Thanks for the feedback, Shawn. Much appreciated!
At least that's how some interpret the changes, there seems to be no reward any more for benching older HW unless you have whatever is picked for the old school competition and you could manage 50 pts for a piece of HW that would likely only get 2 HW pts in regular submission.
I think that's true, and just to clarify, this is not done on purpose (as some people like to say). HWBOT has grown incredibly in the past ten years; not only in terms of user base, but also in terms of hardware and benchmarks. Back in 2006, there were only a few benchmarks at the bot and a couple generations of hardware less. I did some calculations this weekend and there are more than 40,000(!) hardware rankings at HWBOT generating over 1.7 million hardware points.
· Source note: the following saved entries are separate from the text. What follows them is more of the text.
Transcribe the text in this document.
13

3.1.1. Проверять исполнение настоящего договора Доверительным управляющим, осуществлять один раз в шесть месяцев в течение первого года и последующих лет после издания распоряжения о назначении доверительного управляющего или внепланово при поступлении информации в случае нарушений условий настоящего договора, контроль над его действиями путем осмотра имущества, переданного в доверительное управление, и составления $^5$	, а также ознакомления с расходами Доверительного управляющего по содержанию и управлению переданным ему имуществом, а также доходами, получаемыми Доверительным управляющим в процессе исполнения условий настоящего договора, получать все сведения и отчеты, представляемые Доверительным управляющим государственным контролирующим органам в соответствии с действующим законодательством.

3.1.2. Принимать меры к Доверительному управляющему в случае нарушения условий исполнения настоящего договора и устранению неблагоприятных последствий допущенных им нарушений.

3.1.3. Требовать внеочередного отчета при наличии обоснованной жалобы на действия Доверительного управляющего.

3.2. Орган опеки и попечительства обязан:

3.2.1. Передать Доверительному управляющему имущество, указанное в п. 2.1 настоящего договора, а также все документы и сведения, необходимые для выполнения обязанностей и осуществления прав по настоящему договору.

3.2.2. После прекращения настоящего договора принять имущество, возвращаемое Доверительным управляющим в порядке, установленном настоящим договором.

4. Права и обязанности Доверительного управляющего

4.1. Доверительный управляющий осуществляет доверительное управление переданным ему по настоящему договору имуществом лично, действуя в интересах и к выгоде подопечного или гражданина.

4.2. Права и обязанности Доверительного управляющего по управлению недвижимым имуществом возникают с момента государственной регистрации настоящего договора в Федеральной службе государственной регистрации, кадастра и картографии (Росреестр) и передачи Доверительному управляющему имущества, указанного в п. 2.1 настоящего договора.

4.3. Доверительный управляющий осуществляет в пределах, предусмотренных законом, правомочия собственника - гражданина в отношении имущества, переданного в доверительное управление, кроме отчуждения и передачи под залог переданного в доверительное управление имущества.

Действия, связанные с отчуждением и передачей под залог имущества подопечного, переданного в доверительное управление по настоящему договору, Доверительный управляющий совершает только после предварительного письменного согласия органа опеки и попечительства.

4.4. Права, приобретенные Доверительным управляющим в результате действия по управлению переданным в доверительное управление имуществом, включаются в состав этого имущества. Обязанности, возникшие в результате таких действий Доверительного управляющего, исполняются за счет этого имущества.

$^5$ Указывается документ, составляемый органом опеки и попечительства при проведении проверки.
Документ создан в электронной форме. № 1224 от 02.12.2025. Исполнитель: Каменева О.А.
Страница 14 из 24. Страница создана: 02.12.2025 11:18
The relative value of a hardware point diminishes the more benchmarks and hardware is added to the database. Back in the day (2006) the OC League had a hardware points cap of 250 (if I remember correctly) and you could use as many scores you want to get to that cap. This gave more value to the low participation hardware categories. But this worked because a lot of the top guys had low hardware points. Look at Dancop - he's got over 3000 hardware points too!
The mathematical challenges involved in designing a mechanism that is able to cherish the low participation categories in an environment where there are so many rankings are not easy.
With the competitions having moved off site, we have a lot more breathing room for special competitions. Let's see where that goes. We can easily do 12 old school competitions a year, each with their own platform, and give the same value like the super-popular hardware categories.